Main objectives of the Portuguese Web Archive (Arquivo.pt)
Objectives of the Portuguese Web Archive
The creation of a Portuguese Web Archive represents a historic milestone in the preservation of knowledge for future generations. With the creation of a system that supports regular crawls of the Portuguese web, its long term storage and access, we intend to provide the following services:
- Term search over the archived contents: it will enable the identification of archived contents over the years that contain certain terms;
- URL search over the archived contents: it will allow to identify several versions of a content gathered from a given URL;
- Historical collections of web contents for research purposes: the web has information about the most various subjects reflecting society changes across time. Researchers from different fields use the web as a source of information for their studies. Providing web collections will enable these researchers to store and process web data locally on their computers without having to crawl the web themselves;
- Archived data parallel processing system: it will allow researchers to execute their programs over the archived web data using several computers in parallel.

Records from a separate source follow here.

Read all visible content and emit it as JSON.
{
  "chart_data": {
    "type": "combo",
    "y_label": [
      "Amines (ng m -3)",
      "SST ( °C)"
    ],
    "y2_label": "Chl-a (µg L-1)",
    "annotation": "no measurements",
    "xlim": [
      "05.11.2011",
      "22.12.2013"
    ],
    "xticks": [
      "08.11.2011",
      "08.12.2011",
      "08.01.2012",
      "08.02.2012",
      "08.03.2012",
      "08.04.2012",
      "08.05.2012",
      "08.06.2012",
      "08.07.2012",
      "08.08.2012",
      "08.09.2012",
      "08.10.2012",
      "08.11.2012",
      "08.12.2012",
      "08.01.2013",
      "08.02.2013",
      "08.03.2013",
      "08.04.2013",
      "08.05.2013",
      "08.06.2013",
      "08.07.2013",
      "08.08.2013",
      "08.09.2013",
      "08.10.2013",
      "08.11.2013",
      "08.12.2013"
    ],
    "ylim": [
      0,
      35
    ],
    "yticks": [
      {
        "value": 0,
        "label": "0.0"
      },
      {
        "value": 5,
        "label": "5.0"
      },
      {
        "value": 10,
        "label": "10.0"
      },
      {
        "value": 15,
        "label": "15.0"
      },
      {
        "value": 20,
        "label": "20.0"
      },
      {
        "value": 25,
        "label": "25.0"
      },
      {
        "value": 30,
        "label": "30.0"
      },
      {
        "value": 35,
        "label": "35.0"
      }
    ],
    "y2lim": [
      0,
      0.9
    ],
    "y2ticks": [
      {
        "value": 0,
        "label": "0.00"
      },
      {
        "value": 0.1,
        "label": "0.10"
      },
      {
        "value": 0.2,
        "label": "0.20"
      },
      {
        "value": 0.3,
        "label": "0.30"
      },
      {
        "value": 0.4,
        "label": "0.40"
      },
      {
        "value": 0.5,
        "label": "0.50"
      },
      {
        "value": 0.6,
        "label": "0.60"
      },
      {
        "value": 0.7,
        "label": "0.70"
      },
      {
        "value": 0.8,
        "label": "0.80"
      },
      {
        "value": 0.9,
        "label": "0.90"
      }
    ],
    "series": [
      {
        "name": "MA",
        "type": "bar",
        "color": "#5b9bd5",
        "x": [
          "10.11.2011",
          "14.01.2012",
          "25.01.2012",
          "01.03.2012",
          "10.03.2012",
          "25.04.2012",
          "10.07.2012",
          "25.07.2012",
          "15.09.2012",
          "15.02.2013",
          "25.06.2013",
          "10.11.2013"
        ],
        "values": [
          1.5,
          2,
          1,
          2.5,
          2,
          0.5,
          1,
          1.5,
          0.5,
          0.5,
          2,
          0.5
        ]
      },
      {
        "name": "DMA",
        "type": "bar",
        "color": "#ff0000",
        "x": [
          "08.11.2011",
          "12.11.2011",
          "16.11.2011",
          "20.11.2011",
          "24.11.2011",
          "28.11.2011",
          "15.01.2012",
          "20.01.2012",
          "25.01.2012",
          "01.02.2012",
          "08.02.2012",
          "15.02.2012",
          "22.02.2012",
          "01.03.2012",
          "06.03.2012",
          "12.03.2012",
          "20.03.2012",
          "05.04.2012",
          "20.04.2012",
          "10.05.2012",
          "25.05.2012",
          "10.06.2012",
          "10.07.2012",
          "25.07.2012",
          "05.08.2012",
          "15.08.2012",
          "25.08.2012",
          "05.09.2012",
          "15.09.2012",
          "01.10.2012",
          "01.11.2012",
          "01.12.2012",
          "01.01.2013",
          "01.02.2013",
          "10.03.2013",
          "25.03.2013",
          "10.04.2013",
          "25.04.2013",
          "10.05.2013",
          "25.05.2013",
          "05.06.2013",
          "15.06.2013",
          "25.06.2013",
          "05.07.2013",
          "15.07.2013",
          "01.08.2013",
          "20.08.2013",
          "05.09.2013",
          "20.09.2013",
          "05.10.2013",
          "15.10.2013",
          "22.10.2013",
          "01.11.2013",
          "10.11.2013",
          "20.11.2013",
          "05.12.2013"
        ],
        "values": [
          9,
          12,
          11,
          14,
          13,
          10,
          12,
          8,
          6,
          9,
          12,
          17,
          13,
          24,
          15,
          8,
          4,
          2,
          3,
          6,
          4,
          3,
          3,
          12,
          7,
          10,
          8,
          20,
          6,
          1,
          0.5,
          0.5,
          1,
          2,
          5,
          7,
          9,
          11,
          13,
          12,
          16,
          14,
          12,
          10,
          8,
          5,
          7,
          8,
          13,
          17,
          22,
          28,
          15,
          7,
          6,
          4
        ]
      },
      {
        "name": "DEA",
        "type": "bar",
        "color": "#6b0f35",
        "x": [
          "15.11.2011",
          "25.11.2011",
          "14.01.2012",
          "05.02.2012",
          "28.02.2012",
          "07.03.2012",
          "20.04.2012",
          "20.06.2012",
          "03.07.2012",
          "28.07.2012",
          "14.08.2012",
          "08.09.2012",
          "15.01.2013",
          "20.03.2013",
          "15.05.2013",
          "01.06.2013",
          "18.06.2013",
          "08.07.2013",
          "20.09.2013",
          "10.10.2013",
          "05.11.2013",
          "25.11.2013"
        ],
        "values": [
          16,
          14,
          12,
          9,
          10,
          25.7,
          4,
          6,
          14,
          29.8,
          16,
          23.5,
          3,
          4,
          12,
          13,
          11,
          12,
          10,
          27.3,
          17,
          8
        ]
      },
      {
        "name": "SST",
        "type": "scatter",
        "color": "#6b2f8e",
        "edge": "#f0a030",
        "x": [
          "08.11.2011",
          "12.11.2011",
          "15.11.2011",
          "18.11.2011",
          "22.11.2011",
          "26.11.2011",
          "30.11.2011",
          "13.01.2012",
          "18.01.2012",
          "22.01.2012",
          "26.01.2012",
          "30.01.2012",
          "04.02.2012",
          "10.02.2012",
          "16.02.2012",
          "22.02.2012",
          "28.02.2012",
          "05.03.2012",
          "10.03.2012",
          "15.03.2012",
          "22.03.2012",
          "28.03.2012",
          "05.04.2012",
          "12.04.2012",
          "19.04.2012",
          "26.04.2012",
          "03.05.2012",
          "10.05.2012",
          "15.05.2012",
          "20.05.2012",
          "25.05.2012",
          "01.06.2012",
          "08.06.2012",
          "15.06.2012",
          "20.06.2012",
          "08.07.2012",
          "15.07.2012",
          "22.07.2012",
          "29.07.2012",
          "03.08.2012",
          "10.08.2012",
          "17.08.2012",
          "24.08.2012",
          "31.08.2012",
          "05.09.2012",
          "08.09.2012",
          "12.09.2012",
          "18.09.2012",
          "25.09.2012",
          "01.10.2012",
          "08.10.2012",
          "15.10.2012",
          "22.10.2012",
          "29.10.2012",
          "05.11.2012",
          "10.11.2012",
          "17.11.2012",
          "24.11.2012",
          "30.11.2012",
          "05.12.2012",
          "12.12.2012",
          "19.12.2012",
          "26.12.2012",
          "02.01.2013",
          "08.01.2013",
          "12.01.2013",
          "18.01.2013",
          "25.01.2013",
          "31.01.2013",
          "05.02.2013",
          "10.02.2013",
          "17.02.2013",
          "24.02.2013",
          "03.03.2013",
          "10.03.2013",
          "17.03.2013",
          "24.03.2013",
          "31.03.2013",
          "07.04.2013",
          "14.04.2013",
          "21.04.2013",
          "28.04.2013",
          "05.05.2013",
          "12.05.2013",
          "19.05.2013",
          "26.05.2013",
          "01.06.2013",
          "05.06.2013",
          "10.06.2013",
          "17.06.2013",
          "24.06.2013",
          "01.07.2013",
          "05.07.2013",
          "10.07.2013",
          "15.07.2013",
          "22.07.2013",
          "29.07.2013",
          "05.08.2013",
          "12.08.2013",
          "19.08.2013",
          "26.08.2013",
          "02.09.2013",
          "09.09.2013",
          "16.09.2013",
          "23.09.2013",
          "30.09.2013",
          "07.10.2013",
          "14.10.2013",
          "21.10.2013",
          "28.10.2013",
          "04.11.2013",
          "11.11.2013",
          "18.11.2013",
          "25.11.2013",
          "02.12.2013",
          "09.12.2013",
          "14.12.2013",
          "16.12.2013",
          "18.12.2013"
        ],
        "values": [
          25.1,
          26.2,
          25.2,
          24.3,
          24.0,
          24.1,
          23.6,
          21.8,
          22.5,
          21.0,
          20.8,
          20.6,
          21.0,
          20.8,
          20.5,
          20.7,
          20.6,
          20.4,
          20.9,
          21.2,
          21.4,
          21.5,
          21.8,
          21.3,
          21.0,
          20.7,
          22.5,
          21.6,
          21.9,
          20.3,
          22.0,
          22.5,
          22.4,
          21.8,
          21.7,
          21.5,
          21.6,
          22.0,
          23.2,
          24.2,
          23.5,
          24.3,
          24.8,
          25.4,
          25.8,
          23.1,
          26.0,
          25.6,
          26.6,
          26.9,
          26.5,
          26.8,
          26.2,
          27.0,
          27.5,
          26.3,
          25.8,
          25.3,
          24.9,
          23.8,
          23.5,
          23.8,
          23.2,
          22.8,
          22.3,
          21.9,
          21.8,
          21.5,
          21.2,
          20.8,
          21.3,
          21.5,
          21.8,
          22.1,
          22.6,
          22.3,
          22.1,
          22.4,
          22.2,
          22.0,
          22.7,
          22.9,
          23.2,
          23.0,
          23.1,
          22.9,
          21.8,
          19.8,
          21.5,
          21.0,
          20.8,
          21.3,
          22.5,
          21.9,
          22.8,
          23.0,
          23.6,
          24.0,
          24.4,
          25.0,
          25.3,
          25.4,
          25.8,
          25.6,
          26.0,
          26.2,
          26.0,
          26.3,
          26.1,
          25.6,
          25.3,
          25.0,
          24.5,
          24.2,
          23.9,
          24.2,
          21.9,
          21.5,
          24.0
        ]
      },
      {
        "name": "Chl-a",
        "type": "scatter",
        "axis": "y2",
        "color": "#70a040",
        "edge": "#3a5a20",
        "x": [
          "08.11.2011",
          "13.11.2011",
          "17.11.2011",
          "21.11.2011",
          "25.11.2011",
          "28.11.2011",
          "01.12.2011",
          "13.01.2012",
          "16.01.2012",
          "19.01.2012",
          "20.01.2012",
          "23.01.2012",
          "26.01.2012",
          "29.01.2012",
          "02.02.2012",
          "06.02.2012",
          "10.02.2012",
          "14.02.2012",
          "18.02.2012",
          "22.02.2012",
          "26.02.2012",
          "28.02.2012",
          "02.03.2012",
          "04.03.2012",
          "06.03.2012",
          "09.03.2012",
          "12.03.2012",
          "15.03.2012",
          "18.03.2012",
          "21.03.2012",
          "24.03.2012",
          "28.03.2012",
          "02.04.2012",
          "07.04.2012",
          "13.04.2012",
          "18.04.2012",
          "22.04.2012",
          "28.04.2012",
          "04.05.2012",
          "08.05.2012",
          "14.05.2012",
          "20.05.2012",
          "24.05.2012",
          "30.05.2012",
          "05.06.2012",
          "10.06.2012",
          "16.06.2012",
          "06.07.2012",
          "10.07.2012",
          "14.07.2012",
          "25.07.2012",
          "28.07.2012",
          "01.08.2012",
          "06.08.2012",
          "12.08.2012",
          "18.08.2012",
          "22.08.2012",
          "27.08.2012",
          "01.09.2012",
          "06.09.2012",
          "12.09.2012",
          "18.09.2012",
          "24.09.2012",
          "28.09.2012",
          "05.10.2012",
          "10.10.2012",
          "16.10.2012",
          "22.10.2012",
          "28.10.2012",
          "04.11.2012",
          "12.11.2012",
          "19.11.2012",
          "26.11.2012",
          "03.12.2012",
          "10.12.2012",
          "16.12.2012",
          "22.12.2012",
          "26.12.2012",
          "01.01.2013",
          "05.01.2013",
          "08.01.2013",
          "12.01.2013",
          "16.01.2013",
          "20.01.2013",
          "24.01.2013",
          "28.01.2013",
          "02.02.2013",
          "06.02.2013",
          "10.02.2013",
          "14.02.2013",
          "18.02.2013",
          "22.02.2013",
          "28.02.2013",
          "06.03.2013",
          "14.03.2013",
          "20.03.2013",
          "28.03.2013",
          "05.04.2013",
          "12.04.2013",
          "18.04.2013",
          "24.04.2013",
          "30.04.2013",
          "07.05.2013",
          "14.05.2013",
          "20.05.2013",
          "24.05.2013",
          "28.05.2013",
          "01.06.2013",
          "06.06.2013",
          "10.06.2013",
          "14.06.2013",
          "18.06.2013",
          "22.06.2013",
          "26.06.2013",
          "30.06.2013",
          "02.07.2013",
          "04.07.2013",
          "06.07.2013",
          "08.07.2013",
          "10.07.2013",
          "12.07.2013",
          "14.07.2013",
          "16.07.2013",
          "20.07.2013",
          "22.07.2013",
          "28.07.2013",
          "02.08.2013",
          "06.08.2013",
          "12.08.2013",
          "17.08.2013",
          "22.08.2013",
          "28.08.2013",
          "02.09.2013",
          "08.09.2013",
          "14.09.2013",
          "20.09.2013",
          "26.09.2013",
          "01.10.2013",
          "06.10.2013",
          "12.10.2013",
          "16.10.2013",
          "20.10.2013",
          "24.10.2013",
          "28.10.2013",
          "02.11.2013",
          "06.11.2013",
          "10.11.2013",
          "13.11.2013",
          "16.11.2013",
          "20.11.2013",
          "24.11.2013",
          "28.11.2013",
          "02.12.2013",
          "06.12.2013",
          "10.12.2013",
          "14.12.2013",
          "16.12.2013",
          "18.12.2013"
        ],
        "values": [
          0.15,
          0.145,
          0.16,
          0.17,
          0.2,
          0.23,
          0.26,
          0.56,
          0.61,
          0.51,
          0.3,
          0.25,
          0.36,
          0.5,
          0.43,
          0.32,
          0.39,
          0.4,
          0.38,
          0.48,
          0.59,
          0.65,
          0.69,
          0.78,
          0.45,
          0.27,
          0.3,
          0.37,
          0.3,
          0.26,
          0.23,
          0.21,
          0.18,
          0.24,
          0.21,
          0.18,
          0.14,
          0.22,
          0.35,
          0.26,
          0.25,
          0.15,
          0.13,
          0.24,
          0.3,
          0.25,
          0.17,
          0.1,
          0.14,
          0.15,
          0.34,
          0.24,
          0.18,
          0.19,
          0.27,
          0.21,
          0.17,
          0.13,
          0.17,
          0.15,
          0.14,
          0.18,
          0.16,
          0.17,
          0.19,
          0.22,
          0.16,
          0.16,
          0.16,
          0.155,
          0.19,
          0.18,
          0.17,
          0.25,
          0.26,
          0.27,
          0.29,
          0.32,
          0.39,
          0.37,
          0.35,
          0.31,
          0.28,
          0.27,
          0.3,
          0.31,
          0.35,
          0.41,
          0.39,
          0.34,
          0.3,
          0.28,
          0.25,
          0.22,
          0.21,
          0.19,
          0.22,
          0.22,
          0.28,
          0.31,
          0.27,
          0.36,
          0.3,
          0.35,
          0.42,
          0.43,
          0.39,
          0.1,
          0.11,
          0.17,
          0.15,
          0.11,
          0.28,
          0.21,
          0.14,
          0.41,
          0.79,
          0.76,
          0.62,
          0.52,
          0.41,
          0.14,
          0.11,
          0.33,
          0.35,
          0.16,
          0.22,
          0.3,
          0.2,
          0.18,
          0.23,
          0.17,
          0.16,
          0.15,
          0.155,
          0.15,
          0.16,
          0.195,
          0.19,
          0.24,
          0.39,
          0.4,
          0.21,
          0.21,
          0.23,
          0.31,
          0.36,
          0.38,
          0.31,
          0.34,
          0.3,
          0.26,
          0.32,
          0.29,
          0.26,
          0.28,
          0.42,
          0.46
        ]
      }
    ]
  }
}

We also want to achieve the following goals:
- Train human resources in web archiving to enable the maintenance of the system in the future;
- Export know-how, experience and technology in web archiving to other countries, specially the Portuguese language ones;
- Contribute to increase the number of domains registered under .PT, the free historical archiving of the information published under this domain could be an additional motivation for registrars;
- Publish scientific and technical papers that enable the sharing of the acquired knowledge and receiving feedback from the community regarding the work performed.